With the recent focus on gay teen suicides waning, the timing for Waawaate Fobister’s one-man show Agokwe couldn’t be better, helping to re-focus us on this important issue. Told with much warmth and humour, this story of “gay love on the rez”, reinforces the fact that indeed, things do get better.
Agokwe tells the story of Jake, a grass dancer and Mike, a star hockey player. After an encounter at the Kenora Shoppers Mall where Jake is convinced of a mutual attraction through their furtive glances, the boys finally meet at the local hockey tournament and soon realize that the attraction is real.
In his recent interview, Fobister admits that he found playing the female characters in his story as being “the most clear” to him. This is no understatement as Fobister is indeed strongest in his performance of the women in his story. Given the ease in which Fobister finds his inner female, it comes as no surprise that characters like “Goose”, Jake’s cousin who also has eyes on Mike, take up much of the stage time. This is both a blessing and a curse, as while Fobister gives us believable female characters, they tend to overshadow the central characters of Mike and Jake.
That Fobister is a dancer is evident through most of the show. Movement combines with various physical manifestations to help bring each of the characters in the play to life.

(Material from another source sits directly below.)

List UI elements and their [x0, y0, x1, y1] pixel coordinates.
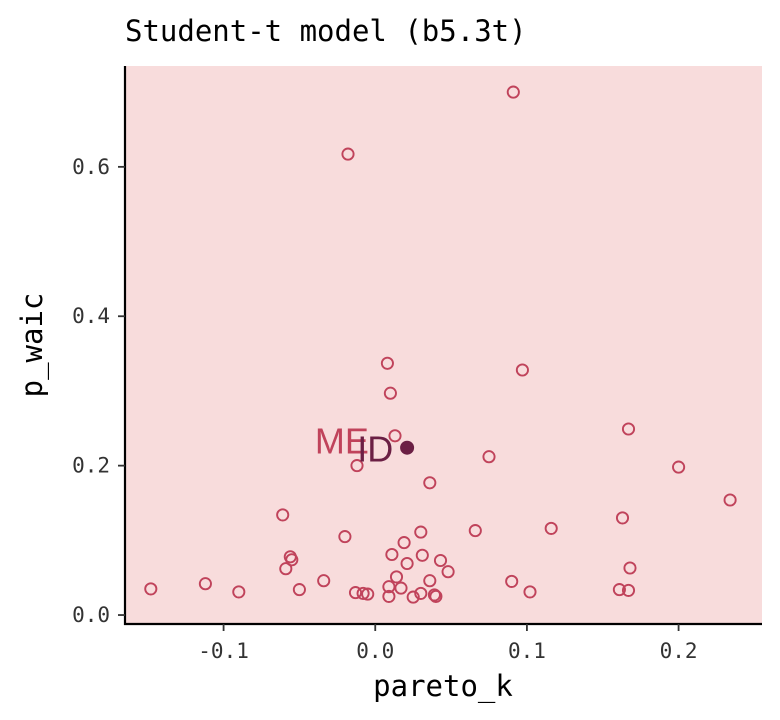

This is particularly evident in the character of Nanabush, the bigger than life narrator and as commentator to not only the action on stage but to folly of life and humans in general.
Andy Moro’s set, while beautiful to look at, felt a little confined. When Fobister, as Nanabush, steps off the central set piece to interact with the audience in a funny bit of business mid-way through the show, I couldn’t help but wonder how Fobister the dancer might have been better served with more space to explore.
We have heard stories of the loss of storytelling within the aboriginal communities across Canada and in other parts of the world. With much to say, Agokwe and Waawaate Fobister are perhaps the catalysts that are needed in bringing a new generation back to that tradition.
17 – 22 January 2011
By Waawaate Fobister. Direction and Dramaturgy by Ed Roy. A Buddies in Bad Times Theatre production in associatoin with the National Arts Centre. On stage at The Cultch until January 22, 2011.